Amanda Feilding, Countess of Wemyss and March, has dedicated the past 50 years to the scientific exploration of consciousness and its altered states. She has a particular interest in the potential therapeutic benefits of psychedelics, such as LSD. Feilding, a self-taught scientist, has been instrumental in bringing about a renaissance in psychedelic research, which was largely stigmatised and restricted since the 1960s.

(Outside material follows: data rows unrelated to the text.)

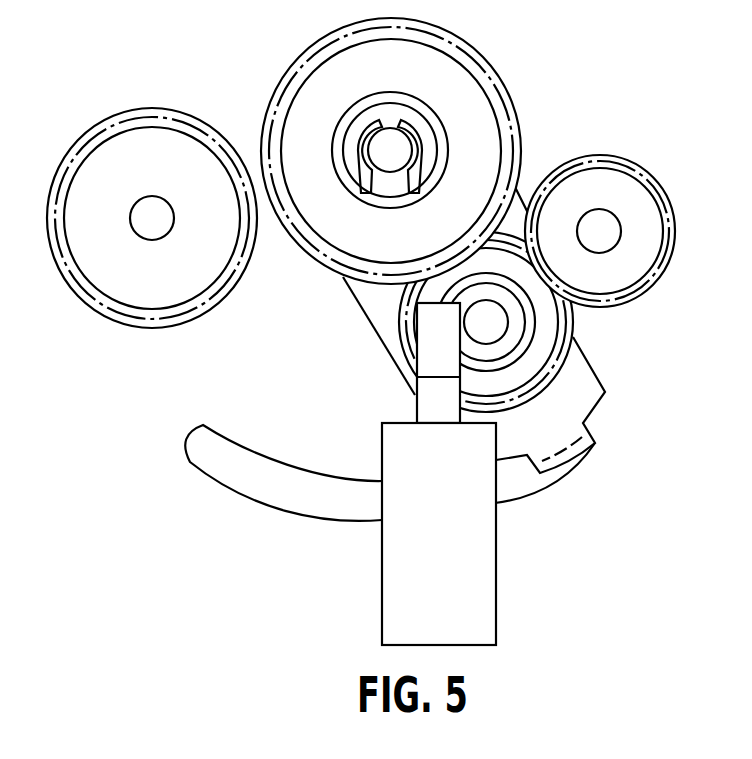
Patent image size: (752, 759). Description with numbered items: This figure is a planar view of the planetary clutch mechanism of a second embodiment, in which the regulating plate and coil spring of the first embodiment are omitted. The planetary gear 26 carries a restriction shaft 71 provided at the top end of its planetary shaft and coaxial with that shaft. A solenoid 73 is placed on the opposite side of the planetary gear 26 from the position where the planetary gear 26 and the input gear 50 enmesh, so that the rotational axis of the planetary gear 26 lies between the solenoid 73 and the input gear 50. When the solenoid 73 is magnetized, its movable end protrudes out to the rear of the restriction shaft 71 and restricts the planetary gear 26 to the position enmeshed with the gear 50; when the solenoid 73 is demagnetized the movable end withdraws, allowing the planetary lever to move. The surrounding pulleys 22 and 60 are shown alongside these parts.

The drive pulley 22 is at (435, 73).
The planetary gear 26 is at (545, 363).
The input gear 50 is at (628, 197).
The driven pulley 60 is at (125, 157).
The restriction shaft 71 is at (498, 320).
The solenoid 73 is at (480, 570).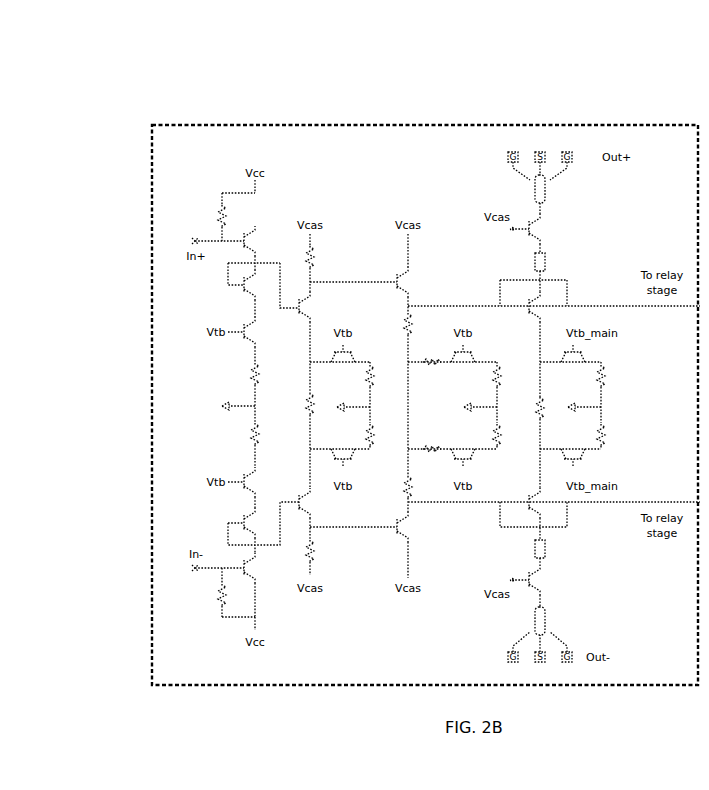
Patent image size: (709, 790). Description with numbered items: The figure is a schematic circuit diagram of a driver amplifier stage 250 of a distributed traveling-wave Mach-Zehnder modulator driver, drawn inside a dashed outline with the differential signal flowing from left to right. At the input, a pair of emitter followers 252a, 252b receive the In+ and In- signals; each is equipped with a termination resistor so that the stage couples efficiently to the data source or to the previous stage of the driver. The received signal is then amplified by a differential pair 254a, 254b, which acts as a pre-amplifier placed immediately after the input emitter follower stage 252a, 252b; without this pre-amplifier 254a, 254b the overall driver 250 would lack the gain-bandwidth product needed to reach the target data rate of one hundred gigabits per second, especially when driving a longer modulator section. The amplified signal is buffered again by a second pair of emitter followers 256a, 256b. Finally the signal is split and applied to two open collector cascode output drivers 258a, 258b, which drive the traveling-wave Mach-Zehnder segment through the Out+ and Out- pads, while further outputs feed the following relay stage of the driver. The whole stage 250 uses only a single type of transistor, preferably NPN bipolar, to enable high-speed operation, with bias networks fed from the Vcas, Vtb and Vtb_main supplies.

The driver amplifier stage 250 is at (212, 124).
The emitter follower 252a is at (203, 207).
The emitter follower 252b is at (205, 610).
The differential pair transistor 254a is at (321, 299).
The differential pair transistor 254b is at (322, 516).
The emitter follower 256a is at (418, 281).
The emitter follower 256b is at (416, 531).
The open collector cascode output driver 258a is at (551, 302).
The open collector cascode output driver 258b is at (553, 504).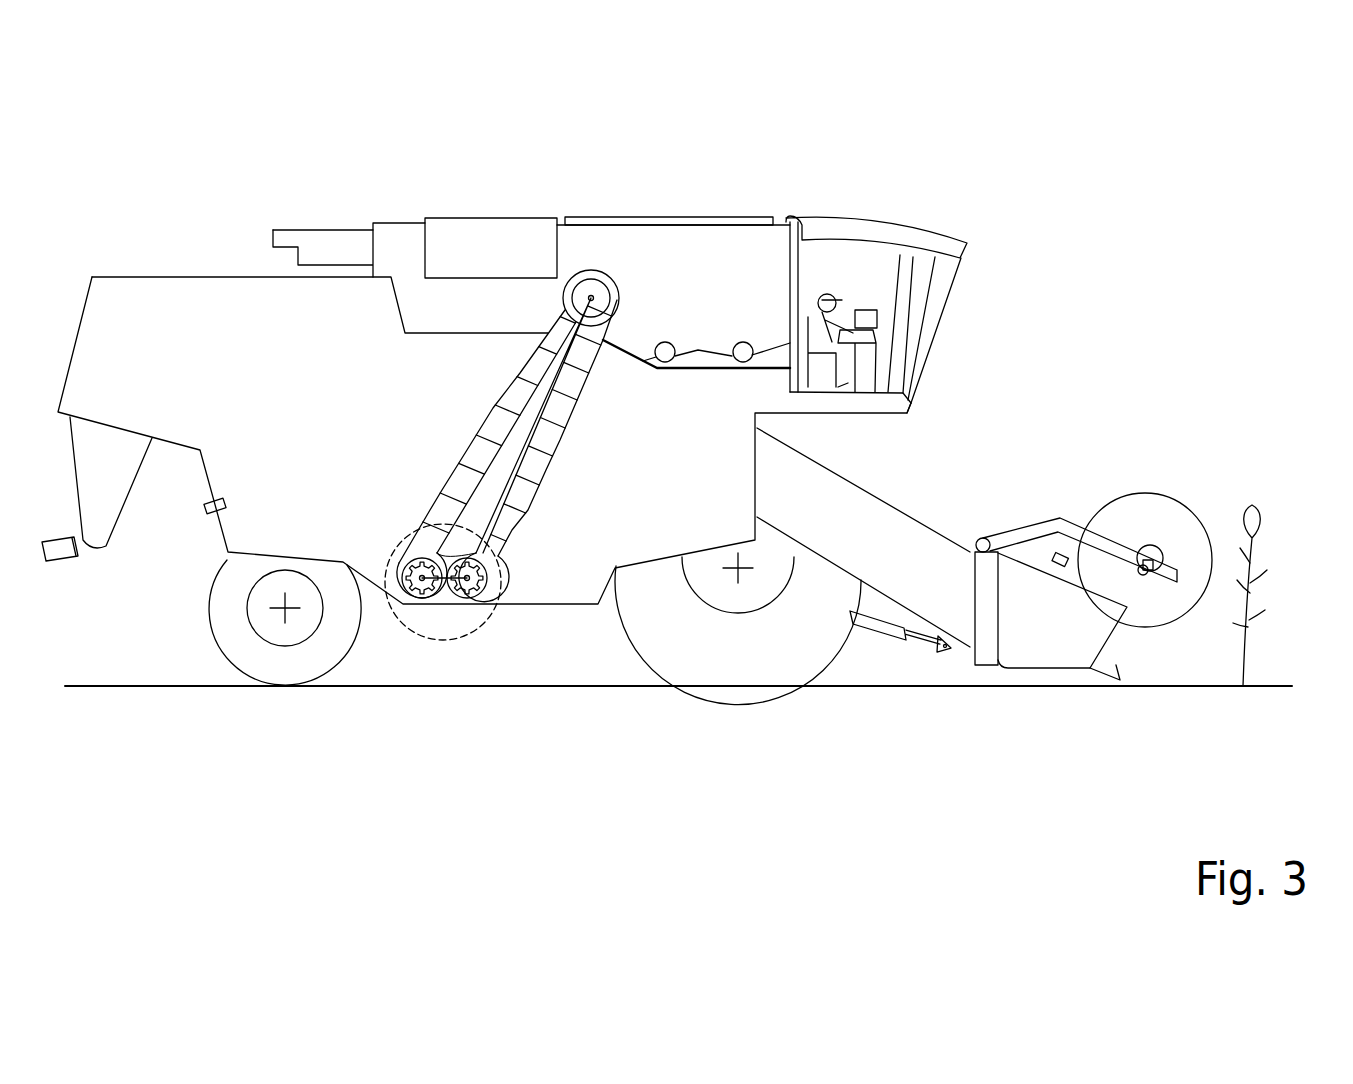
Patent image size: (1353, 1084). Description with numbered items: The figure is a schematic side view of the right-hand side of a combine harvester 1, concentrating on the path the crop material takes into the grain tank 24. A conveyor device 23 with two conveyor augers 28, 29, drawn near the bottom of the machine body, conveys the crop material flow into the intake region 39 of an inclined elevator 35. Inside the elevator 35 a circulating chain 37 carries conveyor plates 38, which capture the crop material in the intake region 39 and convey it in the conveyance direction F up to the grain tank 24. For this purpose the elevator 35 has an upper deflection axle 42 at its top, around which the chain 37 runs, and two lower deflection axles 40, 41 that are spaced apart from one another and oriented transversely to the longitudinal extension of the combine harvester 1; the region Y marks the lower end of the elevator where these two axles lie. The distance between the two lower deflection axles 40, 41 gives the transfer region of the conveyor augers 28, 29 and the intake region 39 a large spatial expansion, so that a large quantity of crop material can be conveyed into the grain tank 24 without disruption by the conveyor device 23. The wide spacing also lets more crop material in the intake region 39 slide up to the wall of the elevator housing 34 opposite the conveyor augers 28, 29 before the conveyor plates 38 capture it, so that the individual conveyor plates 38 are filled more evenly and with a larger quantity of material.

The combine harvester 1 is at (138, 194).
The conveyor device 23 is at (480, 421).
The grain tank 24 is at (724, 293).
The conveyor auger 28 is at (402, 567).
The conveyor auger 29 is at (482, 574).
The elevator housing 34 is at (507, 434).
The elevator 35 is at (527, 480).
The circulating chain 37 is at (563, 378).
The conveyor plates 38 is at (545, 433).
The intake region 39 is at (442, 594).
The lower deflection axle 40 is at (407, 603).
The lower deflection axle 41 is at (485, 603).
The upper deflection axle 42 is at (592, 295).
The conveyance direction F is at (543, 512).
The region of lower sprockets Y is at (475, 628).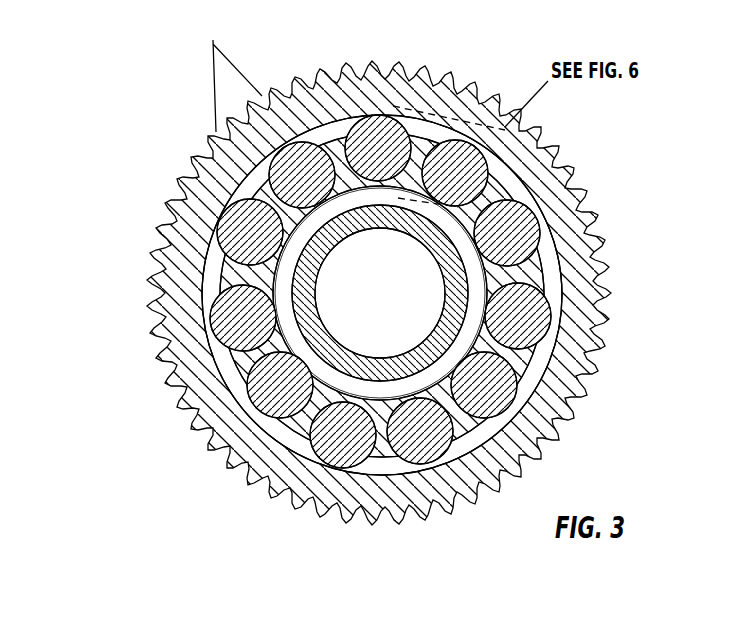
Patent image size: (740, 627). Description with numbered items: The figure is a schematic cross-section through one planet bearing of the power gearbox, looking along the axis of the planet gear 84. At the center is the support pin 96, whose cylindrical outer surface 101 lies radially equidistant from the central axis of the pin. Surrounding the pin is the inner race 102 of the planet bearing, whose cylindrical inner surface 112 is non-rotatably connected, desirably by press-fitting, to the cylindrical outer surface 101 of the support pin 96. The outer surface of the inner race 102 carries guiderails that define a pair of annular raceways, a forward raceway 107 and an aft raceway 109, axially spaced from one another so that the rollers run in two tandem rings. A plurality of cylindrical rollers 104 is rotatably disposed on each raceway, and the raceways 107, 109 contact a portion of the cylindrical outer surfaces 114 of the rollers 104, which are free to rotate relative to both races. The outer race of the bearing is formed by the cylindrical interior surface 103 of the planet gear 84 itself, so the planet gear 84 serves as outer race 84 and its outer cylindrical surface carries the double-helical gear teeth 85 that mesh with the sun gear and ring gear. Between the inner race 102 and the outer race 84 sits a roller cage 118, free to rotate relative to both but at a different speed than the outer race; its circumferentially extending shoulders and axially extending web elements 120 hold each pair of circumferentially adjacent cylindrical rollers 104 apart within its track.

The planet gear 84 is at (377, 118).
The gear teeth 85 is at (231, 73).
The support pin 96 is at (340, 232).
The cylindrical outer surface 101 is at (462, 296).
The inner race 102 is at (280, 308).
The cylindrical interior surface 103 is at (455, 125).
The cylindrical rollers 104 is at (292, 172).
The forward raceway 107 is at (340, 150).
The aft raceway 109 is at (382, 295).
The cylindrical inner surface 112 is at (305, 340).
The cylindrical outer surfaces 114 is at (213, 268).
The roller cage 118 is at (300, 415).
The web elements 120 is at (497, 185).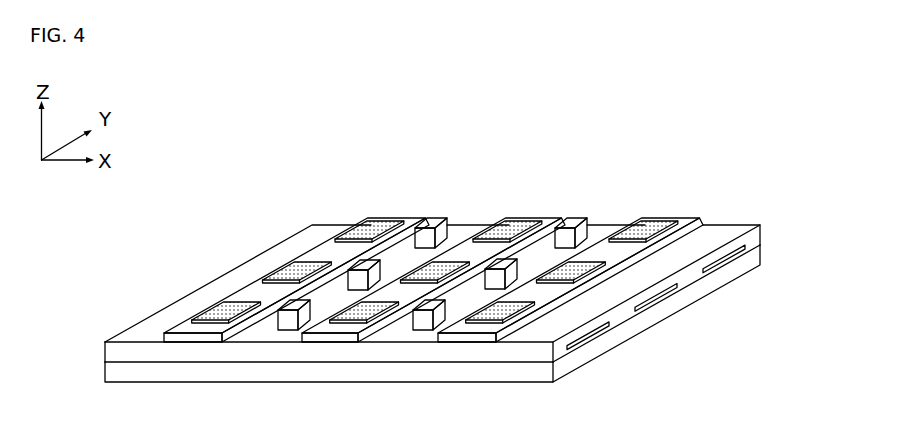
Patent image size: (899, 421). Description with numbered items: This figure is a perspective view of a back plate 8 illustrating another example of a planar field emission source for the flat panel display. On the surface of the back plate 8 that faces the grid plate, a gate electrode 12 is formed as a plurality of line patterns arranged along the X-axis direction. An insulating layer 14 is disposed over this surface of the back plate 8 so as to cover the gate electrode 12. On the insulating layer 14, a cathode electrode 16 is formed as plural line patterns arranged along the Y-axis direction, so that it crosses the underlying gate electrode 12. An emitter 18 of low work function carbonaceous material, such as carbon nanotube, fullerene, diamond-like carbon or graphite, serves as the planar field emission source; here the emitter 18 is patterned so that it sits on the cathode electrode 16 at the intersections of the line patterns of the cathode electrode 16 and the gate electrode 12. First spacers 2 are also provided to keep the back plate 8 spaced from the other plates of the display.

In recent years, Feilding’s efforts have resulted in significant breakthroughs. Studies have shown that psychedelics can effectively treat various mental health conditions, including depression and anxiety. A significant discovery was that psilocybin, found in magic mushrooms, could reset the brains of people with untreatable depression.

Feilding’s research has faced criticism and resistance, particularly from those who fear the recreational misuse of psychedelics. However, she remains undeterred, believing in the potential of these substances to revolutionise mental health treatment. She emphasises the importance of regulation and controlled environments in the therapeutic use of psychedelics.

Feilding’s work has also led to the establishment of the Beckley Foundation, which collaborates with leading scientists worldwide to further psychedelic research. The foundation has been pivotal in changing attitudes towards these substances, encouraging a shift from fear and stigmatisation to understanding and acceptance.